Przypomnijmy też, że na życzenie dwóch żydowskich rabinów przerwana została ekshumacja zwłok prowadzona w Jedwabnem, a mająca na celu ustalenie rzeczywistej liczby ofiar; rabini zażądali przerwania prowadzonej przez organa śledcze ekshumacji, gdy okazało się, że ekipa prowadząca ekshumację znajduje na miejscu zbrodni pociski karabinowe, wskazujące, że do ofiar strzelano: byłoby to dowodem na niemiecki udział w zbrodni, gdyż niemiecki okupant nie pozwalał Polakom posiadać i używać broni. Przerwania tej ekshumacji, mogącej do końca wyjaśnić okoliczności zbrodni, powszechnie odebrane zostało w Polsce jako zrezygnowanie z poszukiwania i ustalenia prawdy pod polityczną presją strony żydowskiej.
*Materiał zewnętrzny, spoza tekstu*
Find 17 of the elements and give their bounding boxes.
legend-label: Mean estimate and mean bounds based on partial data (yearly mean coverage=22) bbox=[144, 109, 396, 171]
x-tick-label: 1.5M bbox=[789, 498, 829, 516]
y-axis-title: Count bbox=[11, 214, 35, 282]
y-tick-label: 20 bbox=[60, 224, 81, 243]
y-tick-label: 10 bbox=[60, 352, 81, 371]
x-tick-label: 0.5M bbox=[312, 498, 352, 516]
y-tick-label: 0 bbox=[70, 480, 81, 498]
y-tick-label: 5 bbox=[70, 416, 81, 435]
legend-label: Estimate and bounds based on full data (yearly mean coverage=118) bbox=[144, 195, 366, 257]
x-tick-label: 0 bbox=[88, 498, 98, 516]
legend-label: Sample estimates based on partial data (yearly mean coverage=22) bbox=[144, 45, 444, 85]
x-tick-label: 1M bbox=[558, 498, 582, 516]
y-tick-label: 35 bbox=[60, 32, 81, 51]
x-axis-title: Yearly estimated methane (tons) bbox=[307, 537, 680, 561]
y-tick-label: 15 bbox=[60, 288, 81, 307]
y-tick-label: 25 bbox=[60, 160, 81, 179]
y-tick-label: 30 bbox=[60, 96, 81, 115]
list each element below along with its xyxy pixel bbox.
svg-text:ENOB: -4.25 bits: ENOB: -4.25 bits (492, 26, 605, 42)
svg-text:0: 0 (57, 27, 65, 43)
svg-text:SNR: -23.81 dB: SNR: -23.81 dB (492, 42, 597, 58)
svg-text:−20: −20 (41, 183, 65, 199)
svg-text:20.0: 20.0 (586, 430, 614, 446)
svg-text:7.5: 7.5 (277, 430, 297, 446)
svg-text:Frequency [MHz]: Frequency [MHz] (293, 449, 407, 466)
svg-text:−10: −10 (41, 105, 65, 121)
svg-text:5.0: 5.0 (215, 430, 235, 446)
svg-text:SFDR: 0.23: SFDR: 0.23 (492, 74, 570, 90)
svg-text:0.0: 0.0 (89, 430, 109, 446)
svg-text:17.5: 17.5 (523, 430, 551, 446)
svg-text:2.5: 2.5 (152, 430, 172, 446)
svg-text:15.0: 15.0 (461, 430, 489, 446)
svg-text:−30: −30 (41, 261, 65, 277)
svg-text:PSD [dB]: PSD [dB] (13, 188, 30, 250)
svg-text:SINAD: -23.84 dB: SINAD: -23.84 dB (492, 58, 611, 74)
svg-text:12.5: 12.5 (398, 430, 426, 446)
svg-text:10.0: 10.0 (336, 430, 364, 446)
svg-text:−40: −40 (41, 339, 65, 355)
Jest to jak dotąd jedyny przypadek w wolnej już Polsce, by organy śledcze zrezygnowały z dotarcia do prawdy tylko dlatego, że tak życzyli sobie dwaj przedstawiciele strony oskarżającej. Miejmy nadzieję, że takie skandaliczne zaniechania nie będą już miały miejsca.

Umorzone w takich okolicznościach śledztwo nie odpowiedziało więc jednoznacznie na pytania o to, jaka niemiecka formacja była rzeczywistym inspiratorem mordu, jak go dokonano, ani ile osób zamordowano w Jedwabnem: kilkaset, kilkadziesiąt czy kilka.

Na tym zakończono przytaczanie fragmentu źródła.